The researchers like to demonstrate the system on a public dataset that contains information on intensive care unit patients. Consider medical researchers who want to examine co-occurrences of certain diseases in certain age groups. They drag and drop into the middle of the interface a pattern-checking algorithm, which at first appears as a blank box. As input, they move into the box disease features labeled, say, "blood," "infectious," and "metabolic." Percentages of those diseases in the dataset appear in the box. Then, they drag the "age" feature into the interface, which displays a bar chart of the patient's age distribution. Drawing a line between the two boxes links them together.
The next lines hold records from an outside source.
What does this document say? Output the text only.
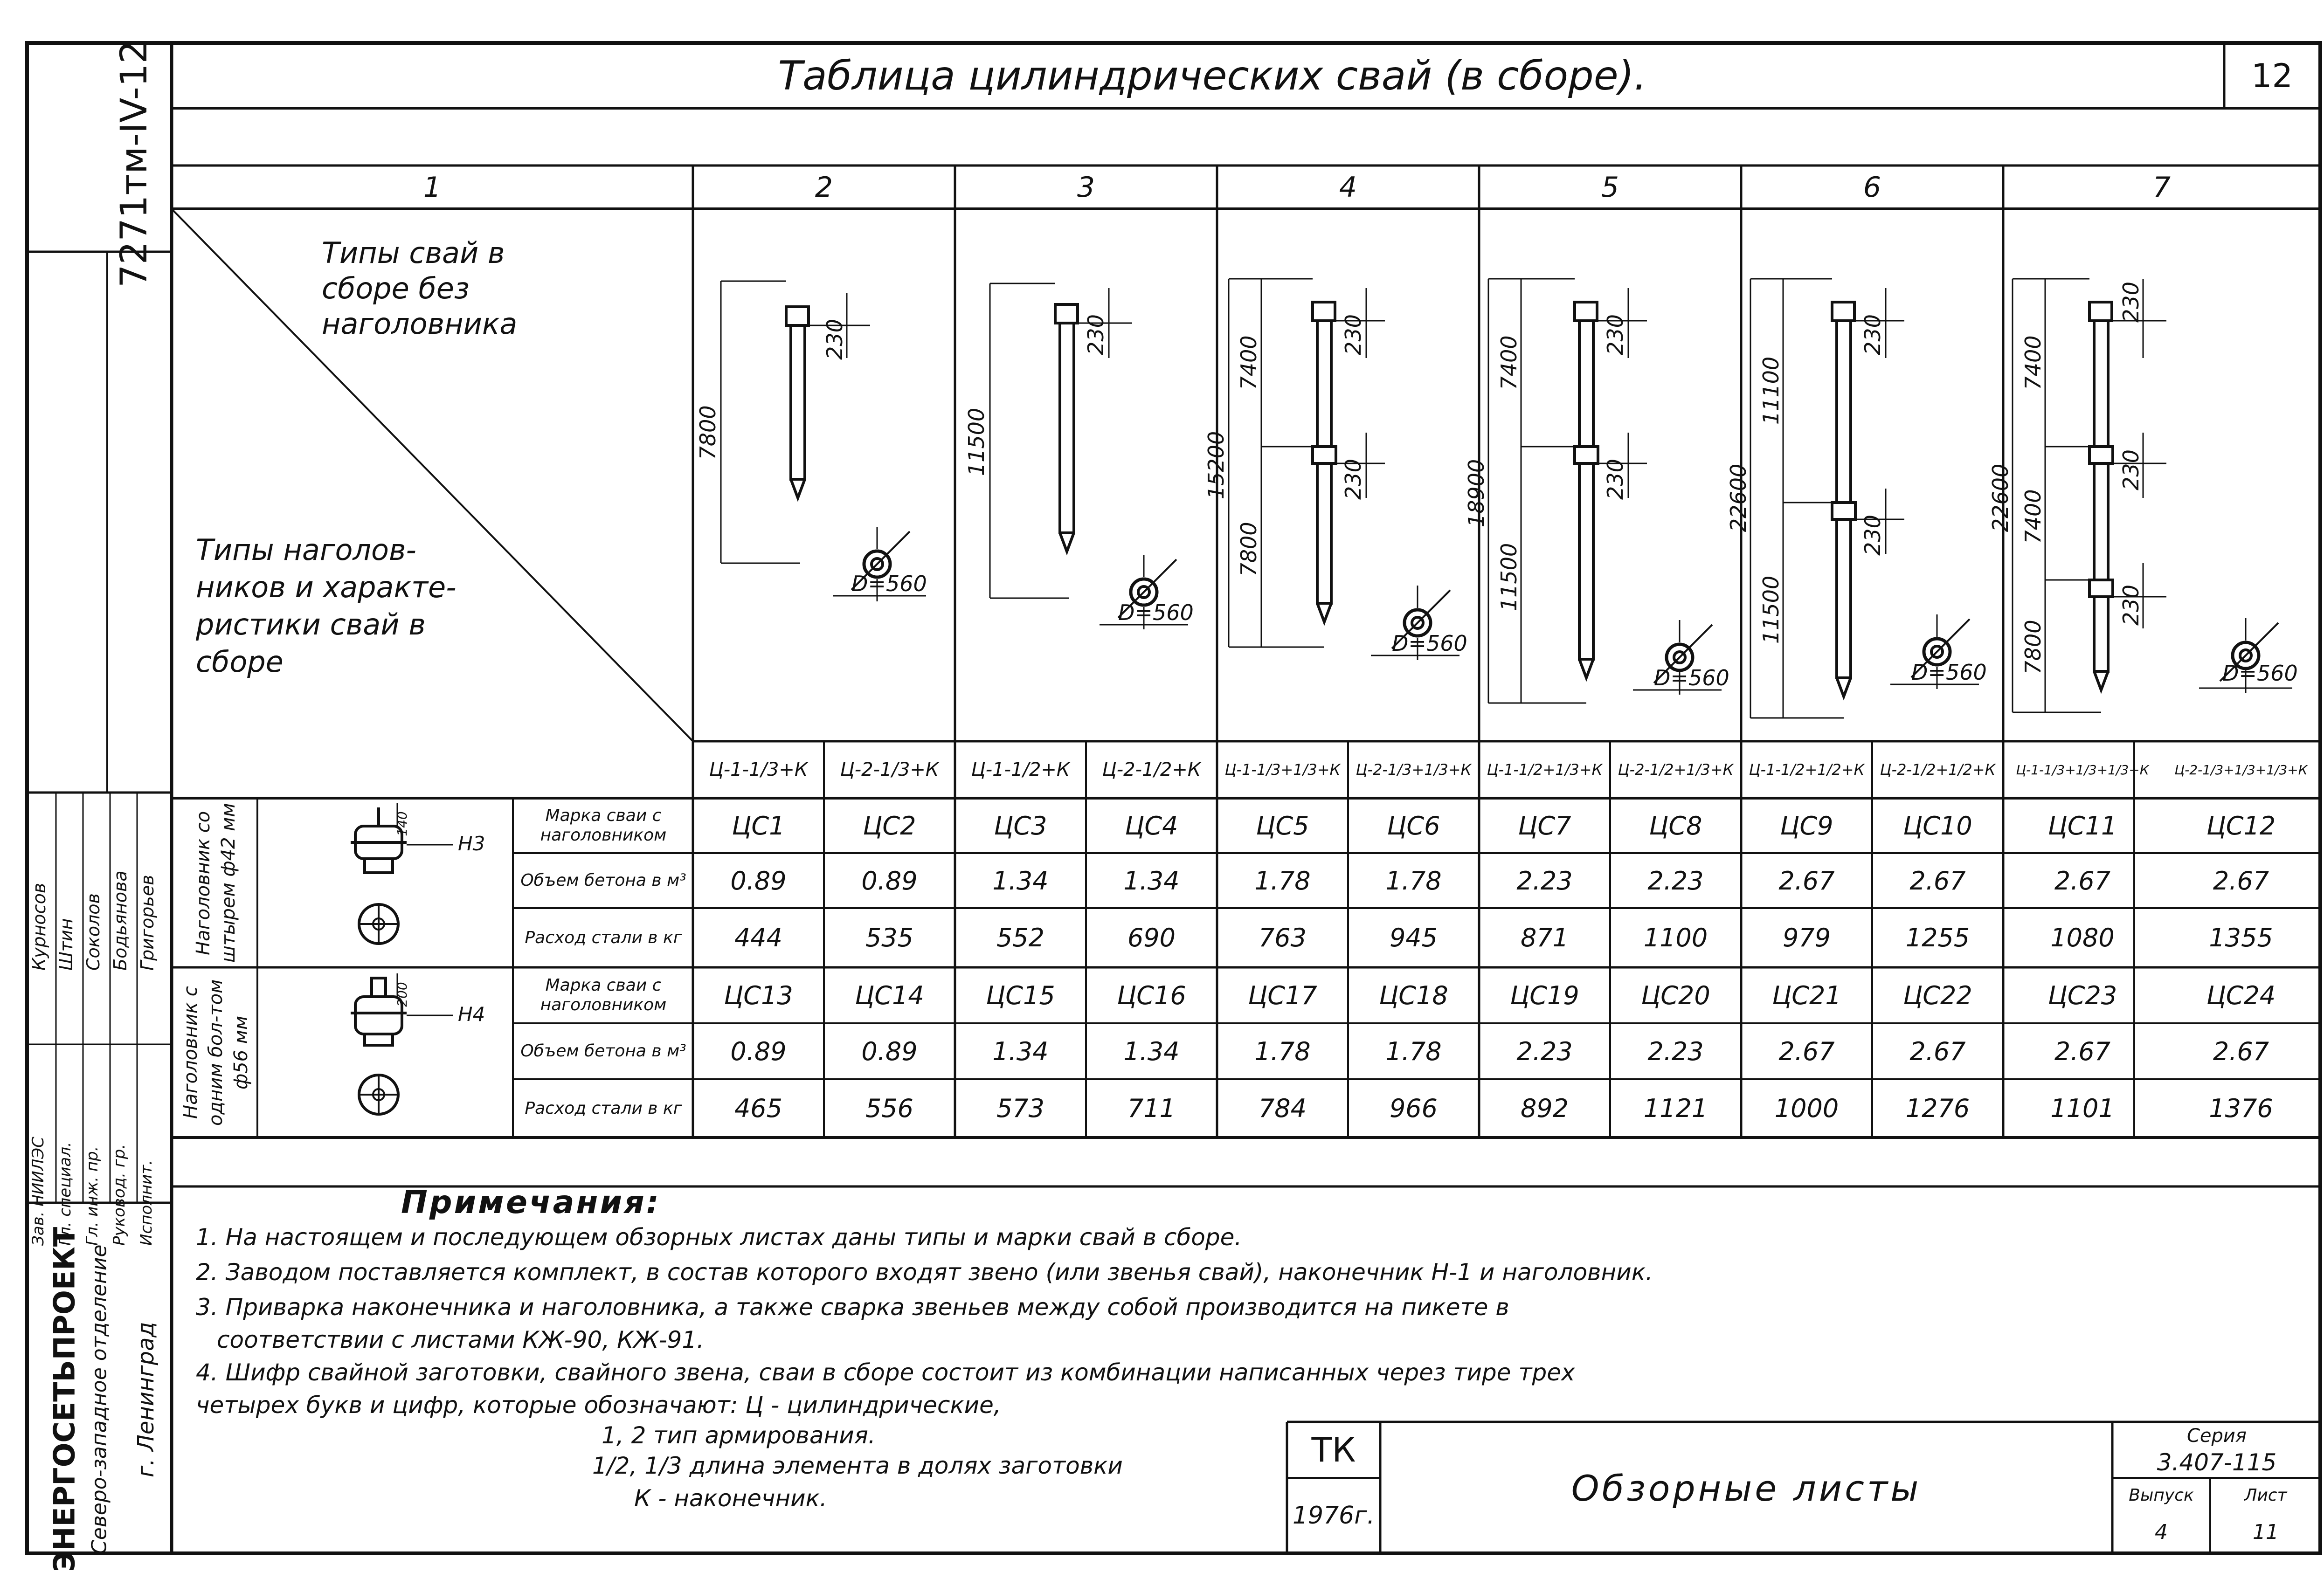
7271тм-IV-12
Зав. НИИЛЭС Гл. специал. Гл. инж. пр. Руковод. гр. Исполнит.
Курносов Штин Соколов Бодьянова Григорьев
ЭНЕРГОСЕТЬПРОЕКТ Северо-западное отделение г. Ленинград
Таблица цилиндрических свай (в сборе).	12
1	2	3	4	5	6	7
Типы свай в сборе без наголовника
Типы наголов-ников и характе-ристики свай в сборе
7800
230
D=560
11500
230
D=560
15200
7400
7800
230
230
D=560
18900
7400
11500
230
230
D=560
22600
11100
11500
230
230
D=560
22600
7400
7400
7800
230
230
230
D=560
Ц-1-1/3+К	Ц-2-1/3+К	Ц-1-1/2+К	Ц-2-1/2+К	Ц-1-1/3+1/3+К	Ц-2-1/3+1/3+К	Ц-1-1/2+1/3+К	Ц-2-1/2+1/3+К	Ц-1-1/2+1/2+К	Ц-2-1/2+1/2+К	Ц-1-1/3+1/3+1/3+К	Ц-2-1/3+1/3+1/3+К
Наголовник со штырем ф42 мм
Наголовник с одним бол-том ф56 мм
Н3
140
Н4
200
Марка сваи с наголовником	ЦС1	ЦС2	ЦС3	ЦС4	ЦС5	ЦС6	ЦС7	ЦС8	ЦС9	ЦС10	ЦС11	ЦС12
Объем бетона в м³	0.89	0.89	1.34	1.34	1.78	1.78	2.23	2.23	2.67	2.67	2.67	2.67
Расход стали в кг	444	535	552	690	763	945	871	1100	979	1255	1080	1355
Марка сваи с наголовником	ЦС13	ЦС14	ЦС15	ЦС16	ЦС17	ЦС18	ЦС19	ЦС20	ЦС21	ЦС22	ЦС23	ЦС24
Объем бетона в м³	0.89	0.89	1.34	1.34	1.78	1.78	2.23	2.23	2.67	2.67	2.67	2.67
Расход стали в кг	465	556	573	711	784	966	892	1121	1000	1276	1101	1376
Примечания:
1. На настоящем и последующем обзорных листах даны типы и марки свай в сборе.
2. Заводом поставляется комплект, в состав которого входят звено (или звенья свай), наконечник Н-1 и наголовник.
3. Приварка наконечника и наголовника, а также сварка звеньев между собой производится на пикете в
соответствии с листами КЖ-90, КЖ-91.
4. Шифр свайной заготовки, свайного звена, сваи в сборе состоит из комбинации написанных через тире трех
четырех букв и цифр, которые обозначают: Ц - цилиндрические,
1, 2 тип армирования.
1/2, 1/3 длина элемента в долях заготовки
К - наконечник.
ТК
1976г.
Обзорные листы
Серия
3.407-115
Выпуск
4
Лист
11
By circling age ranges, the algorithm immediately computes the co-occurrence of the three diseases among the age range.
"It's like a big, unbounded canvas where you can lay out how you want everything," says Zgraggen, who is the key inventor of Northstar's interactive interface. "Then, you can link things together to create more complex questions about your data."
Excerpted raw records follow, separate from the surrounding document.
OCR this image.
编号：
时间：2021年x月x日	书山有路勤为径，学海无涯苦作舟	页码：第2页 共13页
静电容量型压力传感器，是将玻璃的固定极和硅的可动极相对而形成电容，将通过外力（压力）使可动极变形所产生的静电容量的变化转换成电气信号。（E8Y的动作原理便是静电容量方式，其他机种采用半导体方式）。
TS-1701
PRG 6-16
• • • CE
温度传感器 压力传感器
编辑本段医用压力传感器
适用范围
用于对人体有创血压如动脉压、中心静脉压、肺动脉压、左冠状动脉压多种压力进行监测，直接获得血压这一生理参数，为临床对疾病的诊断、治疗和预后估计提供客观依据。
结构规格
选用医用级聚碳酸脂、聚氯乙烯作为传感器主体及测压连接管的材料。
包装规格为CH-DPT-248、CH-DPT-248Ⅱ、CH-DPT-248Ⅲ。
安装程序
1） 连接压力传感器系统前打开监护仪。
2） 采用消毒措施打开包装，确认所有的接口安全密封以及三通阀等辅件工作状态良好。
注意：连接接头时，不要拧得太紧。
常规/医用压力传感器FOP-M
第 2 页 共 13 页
With VDS, users can now also run predictive analytics on that data by getting models custom-fit to their tasks, such as data prediction, image classification, or analyzing complex graph structures.
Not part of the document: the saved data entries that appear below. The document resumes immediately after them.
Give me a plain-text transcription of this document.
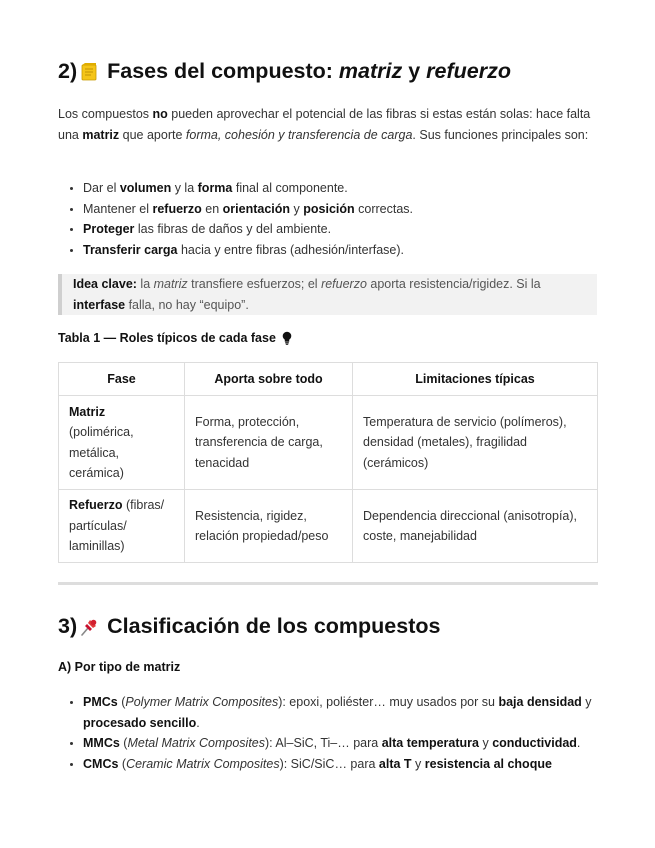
2) Fases del compuesto: matriz y refuerzo

Los compuestos no pueden aprovechar el potencial de las fibras si estas están solas: hace falta una matriz que aporte forma, cohesión y transferencia de carga. Sus funciones principales son:

Dar el volumen y la forma final al componente.
Mantener el refuerzo en orientación y posición correctas.
Proteger las fibras de daños y del ambiente.
Transferir carga hacia y entre fibras (adhesión/interfase).

Idea clave: la matriz transfiere esfuerzos; el refuerzo aporta resistencia/rigidez. Si la interfase falla, no hay “equipo”.

Tabla 1 — Roles típicos de cada fase
Fase	Aporta sobre todo	Limitaciones típicas
Matriz
(polimérica, metálica, cerámica)	Forma, protección, transferencia de carga, tenacidad	Temperatura de servicio (polímeros), densidad (metales), fragilidad (cerámicos)
Refuerzo (fibras/ partículas/ laminillas)	Resistencia, rigidez, relación propiedad/peso	Dependencia direccional (anisotropía), coste, manejabilidad
3) Clasificación de los compuestos
A) Por tipo de matriz
PMCs (Polymer Matrix Composites): epoxi, poliéster… muy usados por su baja densidad y procesado sencillo.
MMCs (Metal Matrix Composites): Al–SiC, Ti–… para alta temperatura y conductividad.
CMCs (Ceramic Matrix Composites): SiC/SiC… para alta T y resistencia al choque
Using the above example, the medical researchers want to predict which patients may have blood disease based on all features in the dataset. They drag and drop "AutoML" from the list of algorithms. It'll first produce a blank box, but with a "target" tab, under which they'd drop the "blood" feature. The system will automatically find best-performing machine-learning pipelines, presented as tabs with constantly updated accuracy percentages. Users can stop the process at any time, refine the search, and examine each model's errors rates, structure, computations, and other things.
According to the researchers, VDS is the fastest interactive AutoML tool to date, thanks, in part, to their custom "estimation engine." The engine sits between the interface and the cloud storage. The engine leverages automatically creates several representative samples of a dataset that can be progressively processed to produce high-quality results in seconds.
"Together with my co-authors I spent two years designing VDS to mimic how a data scientist thinks," Shang says, meaning it instantly identifies which models and preprocessing steps it should or shouldn't run on certain tasks, based on various encoded rules. It first chooses from a large list of those possible machine-learning pipelines and runs simulations on the sample set. In doing so, it remembers results and refines its selection. After delivering fast approximated results, the system refines the results in the back end. But the final numbers are usually very close to the first approximation.
"For using a predictor, you don't want to wait four hours to get your first results back. You want to already see what's going on and, if you detect a mistake, you can immediately correct it. That's normally not possible in any other system," Kraska says. The researchers' previous user study, in fact, "show that the moment you delay giving users results, they start to lose engagement with the system."
The researchers evaluated the tool on 300 real-world datasets. Compared to other state-of-the-art AutoML systems, VDS' approximations were as accurate, but were generated within seconds, which is much faster than other tools, which operate in minutes to hours.
Next, the researchers are looking to add a feature that alerts users to potential data bias or errors. For instance, to protect patient privacy, sometimes researchers will label medical datasets with patients aged 0 (if they do not know the age) and 200 (if a patient is over 95 years old). But novices may not recognize such errors, which could completely throw off their analytics.
"If you're a new user, you may get results and think they're great," Kraska says. "But we can warn people that there, in fact, may be some outliers in the dataset that may indicate a problem."